Getting a crying baby back to sleep at nighttime is an often unavoidable task for exhausted parents, but scientists now say that they have found the most effective soothing method.
The researchers wanted to find a method that can help provide an immediate solution when a baby is crying, rather than some other popular sleep training approaches such as letting infants cry until they fall asleep themselves.
Parents should simply walk around while holding their baby for five minutes, according to the new study. It was found to be the most effective of the four conditions that were looked at which included a baby being held by their walking mothers, held by their sitting mothers, lying in a still crib, or lying in a rocking cot.

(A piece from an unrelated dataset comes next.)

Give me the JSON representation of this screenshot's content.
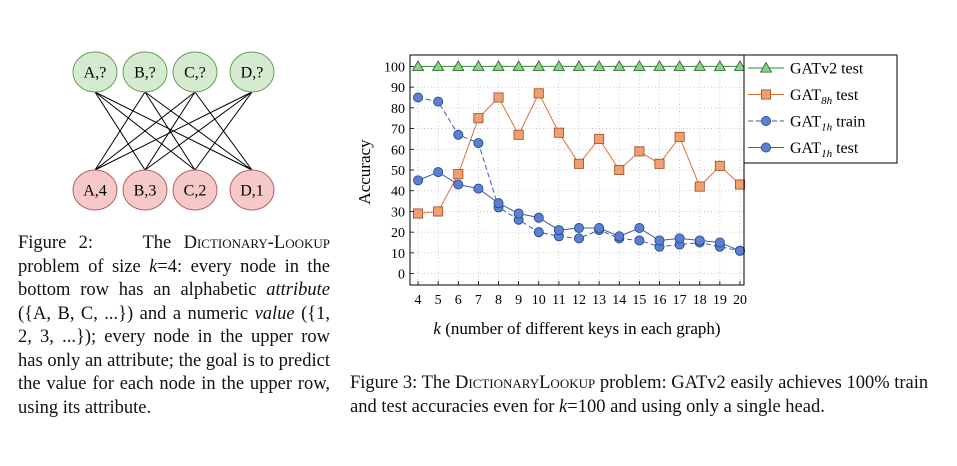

The team found that when the mother walked while carrying the baby, the crying infants calmed down and their heart rates slowed within 30 seconds.
The ideal approach, according to the study, involved walking around for five minutes while carrying a child, making sure to minimise abrupt movements, followed by around eight minutes of sitting while holding the baby before finally laying them down in the cot for sleep.
Corresponding author Kumi Kuroda of the Riken Center for Brain Science in Japan said: "Many parents suffer from babies' nighttime crying. That's such a big issue, especially for inexperienced parents, that can lead to parental stress and even to infant maltreatment in a small number of cases."
The researchers compared the responses of 21 babies and found that simply holding a baby alone might be insufficient in soothing crying infants. They say that this contradicts the traditional assumption that maternal holding reduces infant distress.
Not only was walking seen to be one of the more effective techniques, it was also noted that crying babies in the study stopped crying and nearly half of them fell asleep after walking continued for five minutes.
The effect was called the "transport response" and was found to exist in other animals that are helpless at birth – such as cats, dogs, mice and squirrels.
The researchers additionally found that if a baby was asleep for a longer period before being laid down, they were less likely to awaken during the process than a baby who was put to bed soon after falling asleep.
"Even as a mother of four, I was very surprised to see the result. I thought baby awoke during a laydown is related to how they're put on the bed, such as their posture, or the gentleness of the movement," Kuroda says. "But our experiment did not support these general assumptions."
While the experiment involved only mothers, Kuroda expects the effects are likely to be similar in any caregiver.